Model performance assessment
- conditional predictive ordinate (CPO)
R features and packages
“Compositions”
The “compositions” package in r seems to be the most obvious package for this type of analysis. It includes various methods of transforming the data. It references “amounts”, meaning typically positive values that sum up to 100% or 1, which in our data refers to OTUs. This sum constraint affects covariance structure.
2008 Paper associated with package.
This package includes 4 approaches based on 2 questions: “whether the total sum of the amounts is a relevant information, and which is the meaningful measure of difference of the data.” In our case, the sum is irrelevant, leaving 2 options:
- acomp (Aitchison composition) - “The meaningful difference is a relative one. This class follows the original proposals of Aitchison.”

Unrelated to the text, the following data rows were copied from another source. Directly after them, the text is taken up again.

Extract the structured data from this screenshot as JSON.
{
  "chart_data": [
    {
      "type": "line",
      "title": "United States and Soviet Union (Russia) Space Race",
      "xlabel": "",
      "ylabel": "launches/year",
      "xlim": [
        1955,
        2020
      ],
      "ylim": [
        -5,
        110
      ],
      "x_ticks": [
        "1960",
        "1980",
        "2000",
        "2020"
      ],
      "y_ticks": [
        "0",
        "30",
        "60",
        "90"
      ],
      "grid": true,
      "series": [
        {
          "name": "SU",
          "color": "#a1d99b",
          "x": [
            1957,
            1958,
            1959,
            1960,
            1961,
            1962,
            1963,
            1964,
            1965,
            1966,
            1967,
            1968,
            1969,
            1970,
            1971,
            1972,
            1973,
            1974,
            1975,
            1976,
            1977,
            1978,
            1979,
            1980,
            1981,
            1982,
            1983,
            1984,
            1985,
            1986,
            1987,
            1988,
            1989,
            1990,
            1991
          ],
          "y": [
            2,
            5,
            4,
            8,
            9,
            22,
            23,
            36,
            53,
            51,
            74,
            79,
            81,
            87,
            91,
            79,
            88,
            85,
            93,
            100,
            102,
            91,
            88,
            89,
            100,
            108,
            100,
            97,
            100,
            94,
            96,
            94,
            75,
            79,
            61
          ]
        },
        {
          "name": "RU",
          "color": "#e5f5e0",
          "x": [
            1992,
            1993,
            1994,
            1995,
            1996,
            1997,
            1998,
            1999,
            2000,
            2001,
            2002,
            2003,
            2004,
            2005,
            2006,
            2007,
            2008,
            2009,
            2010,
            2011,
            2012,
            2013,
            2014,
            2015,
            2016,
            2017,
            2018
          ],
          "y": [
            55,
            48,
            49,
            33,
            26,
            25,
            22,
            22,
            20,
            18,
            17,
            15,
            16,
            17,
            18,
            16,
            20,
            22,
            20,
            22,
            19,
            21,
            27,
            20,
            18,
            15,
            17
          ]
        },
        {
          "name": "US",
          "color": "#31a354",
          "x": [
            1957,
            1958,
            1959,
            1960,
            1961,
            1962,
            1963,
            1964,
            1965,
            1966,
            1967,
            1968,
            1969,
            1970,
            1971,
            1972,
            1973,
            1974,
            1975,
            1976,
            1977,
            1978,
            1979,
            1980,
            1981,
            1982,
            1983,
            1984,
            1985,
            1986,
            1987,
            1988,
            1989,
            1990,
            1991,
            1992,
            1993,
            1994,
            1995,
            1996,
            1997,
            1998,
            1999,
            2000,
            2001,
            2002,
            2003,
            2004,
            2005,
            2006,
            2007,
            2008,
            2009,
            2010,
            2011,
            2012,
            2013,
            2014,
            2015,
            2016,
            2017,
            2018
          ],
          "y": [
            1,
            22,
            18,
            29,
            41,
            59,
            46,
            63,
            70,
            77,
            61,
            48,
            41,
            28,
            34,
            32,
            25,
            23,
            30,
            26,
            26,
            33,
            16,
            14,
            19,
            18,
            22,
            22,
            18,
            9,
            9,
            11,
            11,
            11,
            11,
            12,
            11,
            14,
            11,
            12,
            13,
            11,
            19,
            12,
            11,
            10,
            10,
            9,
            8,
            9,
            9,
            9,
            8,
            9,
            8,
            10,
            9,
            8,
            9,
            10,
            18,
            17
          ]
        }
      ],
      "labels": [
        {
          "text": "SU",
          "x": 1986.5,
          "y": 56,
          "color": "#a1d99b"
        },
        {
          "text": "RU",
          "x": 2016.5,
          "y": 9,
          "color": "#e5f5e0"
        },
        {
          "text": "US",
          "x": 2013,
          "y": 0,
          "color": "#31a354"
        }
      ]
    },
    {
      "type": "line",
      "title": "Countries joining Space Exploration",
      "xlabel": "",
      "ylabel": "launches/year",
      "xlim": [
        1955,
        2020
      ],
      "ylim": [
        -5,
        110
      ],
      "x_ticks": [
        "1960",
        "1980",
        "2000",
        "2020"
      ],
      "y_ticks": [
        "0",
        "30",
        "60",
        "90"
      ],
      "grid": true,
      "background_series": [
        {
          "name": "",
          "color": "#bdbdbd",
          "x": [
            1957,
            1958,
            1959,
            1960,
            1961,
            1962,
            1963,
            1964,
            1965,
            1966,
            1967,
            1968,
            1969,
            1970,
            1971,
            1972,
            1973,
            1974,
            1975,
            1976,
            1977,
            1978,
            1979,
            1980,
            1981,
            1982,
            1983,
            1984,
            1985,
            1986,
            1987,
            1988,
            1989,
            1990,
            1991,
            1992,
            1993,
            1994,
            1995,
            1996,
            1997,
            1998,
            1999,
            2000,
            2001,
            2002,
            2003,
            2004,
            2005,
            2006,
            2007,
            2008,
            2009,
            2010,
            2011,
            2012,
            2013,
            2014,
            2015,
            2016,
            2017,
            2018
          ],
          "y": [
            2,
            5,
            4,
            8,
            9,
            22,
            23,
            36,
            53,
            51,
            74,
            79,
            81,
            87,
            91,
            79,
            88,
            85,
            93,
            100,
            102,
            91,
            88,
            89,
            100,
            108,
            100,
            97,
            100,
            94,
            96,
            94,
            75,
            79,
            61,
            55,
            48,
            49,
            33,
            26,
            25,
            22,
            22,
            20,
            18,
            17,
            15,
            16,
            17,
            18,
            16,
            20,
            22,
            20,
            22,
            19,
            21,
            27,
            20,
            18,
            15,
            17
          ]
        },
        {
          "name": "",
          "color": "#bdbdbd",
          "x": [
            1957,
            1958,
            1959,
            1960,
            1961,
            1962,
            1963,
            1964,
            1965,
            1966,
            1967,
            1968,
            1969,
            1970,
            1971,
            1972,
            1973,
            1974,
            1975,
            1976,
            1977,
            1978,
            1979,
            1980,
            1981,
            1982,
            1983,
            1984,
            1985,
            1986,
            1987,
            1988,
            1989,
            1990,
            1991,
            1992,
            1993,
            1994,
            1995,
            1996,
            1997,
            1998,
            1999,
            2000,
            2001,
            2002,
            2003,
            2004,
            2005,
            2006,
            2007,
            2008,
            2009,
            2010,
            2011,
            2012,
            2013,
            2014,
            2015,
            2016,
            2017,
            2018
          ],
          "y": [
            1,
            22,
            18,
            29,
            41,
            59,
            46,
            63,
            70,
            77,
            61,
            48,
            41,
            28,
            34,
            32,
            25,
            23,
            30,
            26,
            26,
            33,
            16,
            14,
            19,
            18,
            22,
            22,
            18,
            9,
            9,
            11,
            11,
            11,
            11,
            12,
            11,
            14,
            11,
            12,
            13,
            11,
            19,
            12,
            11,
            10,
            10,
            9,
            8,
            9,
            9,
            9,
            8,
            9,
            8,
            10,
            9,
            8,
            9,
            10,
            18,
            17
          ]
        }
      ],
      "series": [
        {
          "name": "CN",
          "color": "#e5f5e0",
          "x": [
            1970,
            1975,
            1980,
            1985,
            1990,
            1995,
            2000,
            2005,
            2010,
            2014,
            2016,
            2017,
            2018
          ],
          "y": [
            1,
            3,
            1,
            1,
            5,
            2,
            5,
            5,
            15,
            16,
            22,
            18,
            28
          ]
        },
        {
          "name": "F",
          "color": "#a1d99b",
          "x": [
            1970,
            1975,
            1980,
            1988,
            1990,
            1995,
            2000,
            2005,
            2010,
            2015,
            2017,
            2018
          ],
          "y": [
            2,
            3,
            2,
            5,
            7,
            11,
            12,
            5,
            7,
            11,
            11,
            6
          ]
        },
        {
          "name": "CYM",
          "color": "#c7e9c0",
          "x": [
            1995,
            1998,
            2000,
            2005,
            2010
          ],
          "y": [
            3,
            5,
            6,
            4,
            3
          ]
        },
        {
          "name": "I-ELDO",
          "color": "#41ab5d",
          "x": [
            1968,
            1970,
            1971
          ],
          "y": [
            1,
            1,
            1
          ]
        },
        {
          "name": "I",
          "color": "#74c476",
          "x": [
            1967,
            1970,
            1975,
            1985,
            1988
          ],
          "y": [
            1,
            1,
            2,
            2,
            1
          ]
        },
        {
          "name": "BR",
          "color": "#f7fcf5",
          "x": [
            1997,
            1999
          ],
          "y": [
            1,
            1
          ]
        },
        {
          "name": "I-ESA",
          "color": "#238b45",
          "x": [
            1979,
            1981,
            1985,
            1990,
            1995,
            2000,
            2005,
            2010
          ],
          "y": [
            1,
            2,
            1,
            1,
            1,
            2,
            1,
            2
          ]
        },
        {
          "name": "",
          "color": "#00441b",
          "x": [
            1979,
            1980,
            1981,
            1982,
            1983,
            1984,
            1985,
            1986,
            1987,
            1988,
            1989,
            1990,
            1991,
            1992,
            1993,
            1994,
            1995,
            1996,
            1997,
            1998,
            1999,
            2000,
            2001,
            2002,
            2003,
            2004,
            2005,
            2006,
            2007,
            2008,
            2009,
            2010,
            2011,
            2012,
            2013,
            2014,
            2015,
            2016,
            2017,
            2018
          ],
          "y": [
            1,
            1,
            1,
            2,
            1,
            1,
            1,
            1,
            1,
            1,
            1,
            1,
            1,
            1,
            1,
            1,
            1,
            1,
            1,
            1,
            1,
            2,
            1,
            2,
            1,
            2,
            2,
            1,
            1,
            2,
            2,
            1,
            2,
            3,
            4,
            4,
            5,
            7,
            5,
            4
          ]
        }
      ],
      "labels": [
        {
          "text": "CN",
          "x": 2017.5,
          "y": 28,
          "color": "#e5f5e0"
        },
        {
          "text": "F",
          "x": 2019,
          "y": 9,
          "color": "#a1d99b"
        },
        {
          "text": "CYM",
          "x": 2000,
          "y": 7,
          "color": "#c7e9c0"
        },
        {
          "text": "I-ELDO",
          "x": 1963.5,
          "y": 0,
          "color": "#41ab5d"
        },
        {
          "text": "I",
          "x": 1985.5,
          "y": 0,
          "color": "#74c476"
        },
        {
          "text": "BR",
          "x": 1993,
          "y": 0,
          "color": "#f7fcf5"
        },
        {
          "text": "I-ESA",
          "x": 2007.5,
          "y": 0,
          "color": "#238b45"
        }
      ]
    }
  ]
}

- rcomp (Real composition) - “The difference in amount from 0% to 1% and from 10% to 11% is regarded as equal. This class represents the raw/naive treatment of compositions as elements of the real simplex based on an absolute geometry. This treatment is implicitly used in most amalgamation problems. However the whole approach suffers from the drawbacks and problems discussed in Chayes (1960) and Aitchison (1986).”
“robCompositions”
The “robCompositions” package in r is for “exploratory” compositional data analysis (ECDA).
Time-series resources list
CRAN Task View: Time Series Analysis provides a list of potentially relevant tools in R for analyzing time series data.